Concussions results from the brain slamming against the skull, usually causing short-term troubles that some research suggests may evolve into long-term troubles like memory loss and depression when the brain is subjected to repeated trauma. To mitigate the risk of re-injury, athletes diagnosed with concussions take the ImPACT of a similar test to help determine when they have completely recovered.
But few athletes have undertaken the practice of sandbagging, giving lackadaisical effort on the baseline test to record a lower score in the hope of playing sooner after a concussion. Sandbagging can ruin the potentiality of the test and, because a recovering brain is more susceptible to further trauma, ultimately enhance the likelihood of another concussion.
“At this point, people managing ImPACT may not have too much training in neuropsychological testing or standardized test administration or data interpretation,” says head author Kathryn Higgins, a postdoctoral scientist with the Centre for Biology, Brain and Behavior at Nebraska. “If the baseline is the standard for when an athlete is recovered, there are all types of issues with returning someone to play based on poor baseline data.”
So Higgins performed an experiment to determine whether a statistical approach could identify more of the athletes who sandbagged on the baseline study. The experiment asked 54 athletes from rural Midwestern high schools to take the test twice once while giving their best effort and once while subtly sandbagging. After identifying the results, Higgins identified four subtests that created the biggest disparity in scores. She then introduced an equation that yielded a composite score from those subtests.
Establishing a threshold for the composite score enabled her to precisely find 100 percent of sandbagging cases while recognising the finest effort cases more than 90 percent of the time. Recent research states that ImPACT’s existing system of validity checks that flag suspicious scores on five individual subtests, detect just 65 to 70 percent of sandbaggers.
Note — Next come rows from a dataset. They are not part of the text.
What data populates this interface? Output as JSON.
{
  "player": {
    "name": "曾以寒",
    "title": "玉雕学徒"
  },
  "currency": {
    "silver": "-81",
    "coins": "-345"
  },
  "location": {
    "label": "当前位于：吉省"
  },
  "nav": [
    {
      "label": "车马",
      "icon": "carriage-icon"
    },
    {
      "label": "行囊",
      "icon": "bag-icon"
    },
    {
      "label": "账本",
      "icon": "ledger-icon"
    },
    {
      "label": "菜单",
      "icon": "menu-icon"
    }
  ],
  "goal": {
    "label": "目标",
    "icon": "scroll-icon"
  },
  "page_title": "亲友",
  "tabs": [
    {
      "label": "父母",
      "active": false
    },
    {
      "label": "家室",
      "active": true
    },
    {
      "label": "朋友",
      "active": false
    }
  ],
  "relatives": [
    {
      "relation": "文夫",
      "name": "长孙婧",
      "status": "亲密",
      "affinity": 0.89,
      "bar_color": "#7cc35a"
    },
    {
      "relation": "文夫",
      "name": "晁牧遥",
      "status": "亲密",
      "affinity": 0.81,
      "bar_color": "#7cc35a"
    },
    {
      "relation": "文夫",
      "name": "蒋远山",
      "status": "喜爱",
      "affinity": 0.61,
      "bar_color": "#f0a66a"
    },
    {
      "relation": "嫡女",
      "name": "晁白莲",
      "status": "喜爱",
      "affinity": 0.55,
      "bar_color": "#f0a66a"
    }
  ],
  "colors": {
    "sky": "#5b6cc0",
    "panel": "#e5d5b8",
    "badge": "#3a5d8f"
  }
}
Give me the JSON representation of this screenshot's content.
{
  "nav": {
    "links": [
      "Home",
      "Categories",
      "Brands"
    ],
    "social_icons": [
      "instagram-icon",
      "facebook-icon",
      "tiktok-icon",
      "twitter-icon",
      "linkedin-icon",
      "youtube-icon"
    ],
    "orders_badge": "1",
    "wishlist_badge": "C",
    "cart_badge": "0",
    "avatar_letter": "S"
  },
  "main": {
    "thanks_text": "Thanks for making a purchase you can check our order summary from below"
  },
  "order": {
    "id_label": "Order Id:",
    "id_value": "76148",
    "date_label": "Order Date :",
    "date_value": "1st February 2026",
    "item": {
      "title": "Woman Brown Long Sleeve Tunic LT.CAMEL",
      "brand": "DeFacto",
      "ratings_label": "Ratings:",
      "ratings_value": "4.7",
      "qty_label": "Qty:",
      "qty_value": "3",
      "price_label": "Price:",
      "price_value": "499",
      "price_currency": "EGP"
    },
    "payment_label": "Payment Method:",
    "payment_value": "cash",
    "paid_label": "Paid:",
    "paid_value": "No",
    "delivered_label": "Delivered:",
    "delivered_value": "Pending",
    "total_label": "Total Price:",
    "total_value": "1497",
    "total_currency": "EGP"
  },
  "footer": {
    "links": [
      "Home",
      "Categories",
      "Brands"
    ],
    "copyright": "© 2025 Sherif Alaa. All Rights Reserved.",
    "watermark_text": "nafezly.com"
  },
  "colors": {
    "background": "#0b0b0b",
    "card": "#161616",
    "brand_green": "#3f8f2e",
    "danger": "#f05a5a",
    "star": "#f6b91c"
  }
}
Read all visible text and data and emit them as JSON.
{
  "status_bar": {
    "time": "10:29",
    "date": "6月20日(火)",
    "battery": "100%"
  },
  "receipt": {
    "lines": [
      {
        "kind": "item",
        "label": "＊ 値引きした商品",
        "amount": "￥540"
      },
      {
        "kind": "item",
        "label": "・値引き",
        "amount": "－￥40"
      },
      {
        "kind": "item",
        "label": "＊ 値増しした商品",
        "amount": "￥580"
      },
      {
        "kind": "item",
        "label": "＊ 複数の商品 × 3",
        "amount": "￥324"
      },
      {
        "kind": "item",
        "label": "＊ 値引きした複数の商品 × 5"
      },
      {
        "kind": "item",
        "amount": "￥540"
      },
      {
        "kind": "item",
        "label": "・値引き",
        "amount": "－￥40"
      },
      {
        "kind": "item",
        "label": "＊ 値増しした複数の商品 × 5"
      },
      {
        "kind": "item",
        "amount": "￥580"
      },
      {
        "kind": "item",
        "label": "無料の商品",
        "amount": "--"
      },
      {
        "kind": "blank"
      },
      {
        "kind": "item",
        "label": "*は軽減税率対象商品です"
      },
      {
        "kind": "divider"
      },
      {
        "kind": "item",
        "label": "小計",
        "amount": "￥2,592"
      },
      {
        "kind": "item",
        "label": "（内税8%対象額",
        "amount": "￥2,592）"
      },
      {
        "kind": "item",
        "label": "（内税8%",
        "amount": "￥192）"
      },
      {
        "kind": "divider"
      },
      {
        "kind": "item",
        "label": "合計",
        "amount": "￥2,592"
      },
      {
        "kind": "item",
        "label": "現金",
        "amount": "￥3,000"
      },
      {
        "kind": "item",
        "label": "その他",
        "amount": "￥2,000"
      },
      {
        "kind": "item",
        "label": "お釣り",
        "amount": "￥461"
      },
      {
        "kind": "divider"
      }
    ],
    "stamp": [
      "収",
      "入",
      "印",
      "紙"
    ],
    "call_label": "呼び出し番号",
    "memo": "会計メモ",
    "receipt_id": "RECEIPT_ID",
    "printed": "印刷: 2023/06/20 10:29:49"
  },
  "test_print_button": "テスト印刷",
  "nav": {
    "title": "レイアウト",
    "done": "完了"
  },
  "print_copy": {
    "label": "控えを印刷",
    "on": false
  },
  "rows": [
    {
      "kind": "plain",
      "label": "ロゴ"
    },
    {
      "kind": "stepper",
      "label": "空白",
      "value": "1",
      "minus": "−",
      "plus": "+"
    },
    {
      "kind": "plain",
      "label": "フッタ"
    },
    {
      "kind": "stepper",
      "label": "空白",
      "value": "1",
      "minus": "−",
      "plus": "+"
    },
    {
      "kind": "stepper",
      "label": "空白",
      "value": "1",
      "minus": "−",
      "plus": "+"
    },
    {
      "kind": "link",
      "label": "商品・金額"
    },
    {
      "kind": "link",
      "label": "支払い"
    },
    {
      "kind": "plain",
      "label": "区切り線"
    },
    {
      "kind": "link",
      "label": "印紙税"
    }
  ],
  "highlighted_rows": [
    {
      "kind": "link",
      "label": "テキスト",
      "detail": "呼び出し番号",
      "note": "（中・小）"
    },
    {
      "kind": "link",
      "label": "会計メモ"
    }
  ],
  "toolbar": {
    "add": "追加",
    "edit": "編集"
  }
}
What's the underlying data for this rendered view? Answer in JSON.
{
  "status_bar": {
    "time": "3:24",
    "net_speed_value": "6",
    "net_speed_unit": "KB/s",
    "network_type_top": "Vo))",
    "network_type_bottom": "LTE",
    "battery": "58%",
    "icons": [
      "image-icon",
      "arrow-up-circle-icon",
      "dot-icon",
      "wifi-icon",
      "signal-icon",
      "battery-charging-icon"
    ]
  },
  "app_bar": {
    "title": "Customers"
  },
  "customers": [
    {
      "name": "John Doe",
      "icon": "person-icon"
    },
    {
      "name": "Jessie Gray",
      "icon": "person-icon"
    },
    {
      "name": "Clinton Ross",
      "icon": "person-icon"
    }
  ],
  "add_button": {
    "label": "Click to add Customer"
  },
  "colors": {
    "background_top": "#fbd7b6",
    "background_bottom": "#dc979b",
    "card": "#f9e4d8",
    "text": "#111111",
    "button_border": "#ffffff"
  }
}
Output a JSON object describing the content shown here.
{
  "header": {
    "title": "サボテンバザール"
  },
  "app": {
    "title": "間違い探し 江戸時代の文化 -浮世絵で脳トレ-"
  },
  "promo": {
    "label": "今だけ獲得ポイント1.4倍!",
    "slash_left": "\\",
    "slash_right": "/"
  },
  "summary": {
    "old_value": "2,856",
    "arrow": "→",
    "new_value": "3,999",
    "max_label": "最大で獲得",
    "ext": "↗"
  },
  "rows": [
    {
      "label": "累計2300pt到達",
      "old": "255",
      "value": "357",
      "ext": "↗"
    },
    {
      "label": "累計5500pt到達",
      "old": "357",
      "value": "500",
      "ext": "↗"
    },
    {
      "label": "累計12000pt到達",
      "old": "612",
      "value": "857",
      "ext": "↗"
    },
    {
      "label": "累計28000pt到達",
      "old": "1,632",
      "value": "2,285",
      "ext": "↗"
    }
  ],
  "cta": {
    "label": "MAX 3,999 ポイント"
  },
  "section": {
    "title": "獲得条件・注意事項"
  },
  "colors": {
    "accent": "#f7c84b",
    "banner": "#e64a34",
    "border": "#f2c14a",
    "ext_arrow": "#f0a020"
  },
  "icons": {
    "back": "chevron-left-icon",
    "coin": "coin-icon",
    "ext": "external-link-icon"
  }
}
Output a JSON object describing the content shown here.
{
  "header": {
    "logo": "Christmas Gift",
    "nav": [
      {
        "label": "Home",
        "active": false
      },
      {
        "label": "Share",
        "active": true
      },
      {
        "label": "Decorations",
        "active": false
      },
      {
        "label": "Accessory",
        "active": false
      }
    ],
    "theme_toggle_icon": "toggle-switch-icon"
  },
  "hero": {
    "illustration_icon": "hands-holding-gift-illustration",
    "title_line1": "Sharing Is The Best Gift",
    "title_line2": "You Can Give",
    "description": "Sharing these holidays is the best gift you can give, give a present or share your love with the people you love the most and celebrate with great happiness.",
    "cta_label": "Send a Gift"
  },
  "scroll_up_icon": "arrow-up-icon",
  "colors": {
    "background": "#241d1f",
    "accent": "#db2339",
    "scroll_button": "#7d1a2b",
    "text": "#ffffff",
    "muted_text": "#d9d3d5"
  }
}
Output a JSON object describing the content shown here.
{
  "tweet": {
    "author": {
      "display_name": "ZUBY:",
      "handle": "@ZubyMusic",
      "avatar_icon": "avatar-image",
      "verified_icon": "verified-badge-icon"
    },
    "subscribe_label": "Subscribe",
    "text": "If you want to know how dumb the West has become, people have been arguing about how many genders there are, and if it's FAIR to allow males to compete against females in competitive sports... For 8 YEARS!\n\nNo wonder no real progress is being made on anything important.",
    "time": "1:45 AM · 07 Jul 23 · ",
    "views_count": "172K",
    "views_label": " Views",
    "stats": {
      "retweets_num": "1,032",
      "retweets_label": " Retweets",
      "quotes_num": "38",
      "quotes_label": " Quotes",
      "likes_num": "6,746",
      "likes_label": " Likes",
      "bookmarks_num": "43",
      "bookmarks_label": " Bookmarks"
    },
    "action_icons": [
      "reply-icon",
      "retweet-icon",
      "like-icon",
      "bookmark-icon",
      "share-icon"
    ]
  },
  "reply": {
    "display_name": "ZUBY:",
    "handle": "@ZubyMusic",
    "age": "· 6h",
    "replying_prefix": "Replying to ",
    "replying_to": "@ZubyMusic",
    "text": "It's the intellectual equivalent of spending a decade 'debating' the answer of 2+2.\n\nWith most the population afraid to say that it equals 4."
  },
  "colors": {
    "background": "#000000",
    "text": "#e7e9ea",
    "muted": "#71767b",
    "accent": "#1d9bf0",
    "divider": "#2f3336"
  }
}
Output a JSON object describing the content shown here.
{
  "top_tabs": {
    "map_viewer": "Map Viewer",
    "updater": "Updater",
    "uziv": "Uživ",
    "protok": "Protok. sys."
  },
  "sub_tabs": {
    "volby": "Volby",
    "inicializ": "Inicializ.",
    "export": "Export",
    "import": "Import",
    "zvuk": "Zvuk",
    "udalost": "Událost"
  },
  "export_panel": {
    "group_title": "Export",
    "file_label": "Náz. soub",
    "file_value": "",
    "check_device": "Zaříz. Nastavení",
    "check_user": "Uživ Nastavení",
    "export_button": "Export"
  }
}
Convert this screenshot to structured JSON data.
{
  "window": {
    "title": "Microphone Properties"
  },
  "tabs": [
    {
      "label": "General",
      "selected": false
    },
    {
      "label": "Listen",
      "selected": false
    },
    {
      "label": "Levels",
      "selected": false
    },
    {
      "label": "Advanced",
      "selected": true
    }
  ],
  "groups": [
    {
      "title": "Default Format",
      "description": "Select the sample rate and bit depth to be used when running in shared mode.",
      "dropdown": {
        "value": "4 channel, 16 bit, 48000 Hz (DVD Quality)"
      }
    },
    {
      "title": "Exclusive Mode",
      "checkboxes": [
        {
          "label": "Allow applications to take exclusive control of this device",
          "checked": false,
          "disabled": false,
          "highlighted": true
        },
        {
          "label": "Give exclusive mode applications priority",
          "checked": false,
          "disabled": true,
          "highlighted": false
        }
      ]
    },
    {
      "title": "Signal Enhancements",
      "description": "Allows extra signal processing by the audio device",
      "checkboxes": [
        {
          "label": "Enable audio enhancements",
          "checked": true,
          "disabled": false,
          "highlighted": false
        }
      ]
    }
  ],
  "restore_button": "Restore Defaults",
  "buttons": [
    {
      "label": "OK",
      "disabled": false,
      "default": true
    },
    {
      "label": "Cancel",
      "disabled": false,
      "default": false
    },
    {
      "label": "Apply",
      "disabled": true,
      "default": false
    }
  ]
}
“Obviously, my flags are going to be better because I built them and tested them on the similar sample,” says Higgins, who conducted the research as part of her dissertation. “But I considered it was worth pointing out that this equation has strong ability as another way to identify poor effort on baseline testing.”
“There is so much space for the work to be done,” says Higgins. “We have come so far in the last 10 years, we know so much more than we did, but there are still a range of things that we don’t know.”